This document is relevant for: Inf2, Trn1, Trn2

nki.profile#

nki.profile(func=None, **kwargs)[source]#

Profile a NKI kernel on a NeuronDevice by using nki.profile as a decorator.

Note

Similar to nki.baremetal, The decorated function using nki.benchmark expects numpy.ndarray as input/output tensors instead of ML framework tensor objects.

Parameters:
  • working_directory – A path to working directory where profile artifacts are saved, This must be specified and must also be an absolute path.

  • save_neff_name – Name of the saved neff file if specified (file.neff by default).

  • save_trace_name – Name of the saved trace (profile) file if specified (profile.ntff by default)

  • additional_compile_opt – Additional Neuron compiler flags to pass in when compiling the kernel.

  • overwrite – Overwrite existing profile artifacts if set to True. Default is False.

  • profile_nth – Profiles the profile_nth execution. Default is 1.

Returns:

None

Listing 13 An Example#
from neuronxcc import nki
import neuronxcc.nki.language as nl

@nki.profile(working_directory="/home/ubuntu/profiles", save_neff_name='file.neff', save_trace_name='profile.ntff')
def nki_tensor_tensor_add(a_tensor, b_tensor):
  c_tensor = nl.ndarray(a_tensor.shape, dtype=a_tensor.dtype, buffer=nl.shared_hbm)

  a = nl.load(a_tensor)
  b = nl.load(b_tensor)

  c = a + b

  nl.store(c_tensor, c)

  return c_tensor

nki.profile will save file.neff, profile.ntff, along with json files containing a profile summary inside of the working_directory.
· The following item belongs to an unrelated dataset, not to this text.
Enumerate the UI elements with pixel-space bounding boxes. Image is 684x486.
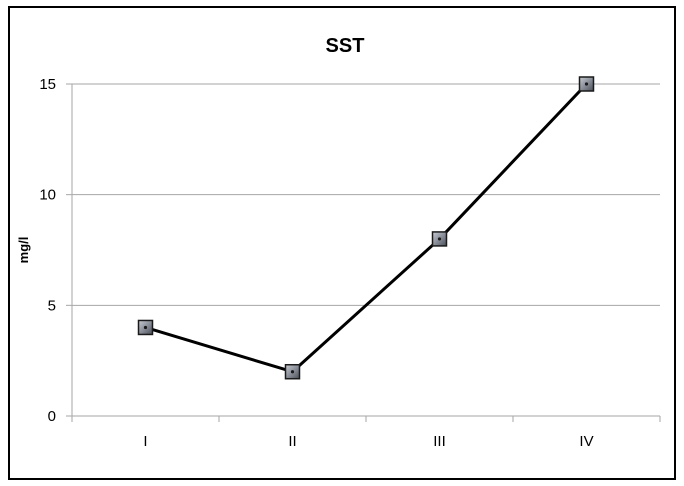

See Profiling NKI kernels with Neuron Profile for more information on how to visualize the execution trace for profiling purposes.

In addition, more information about neuron-profile can be found in its documentation.

Note

nki.profile does not use the actual inputs passed into the profiled function when running the neff file. For instance, in the above example, the output c tensor is undefined and should not be used for numerical accuracy checks. The input tensors are used mainly to specify the shape of inputs.

This document is relevant for: Inf2, Trn1, Trn2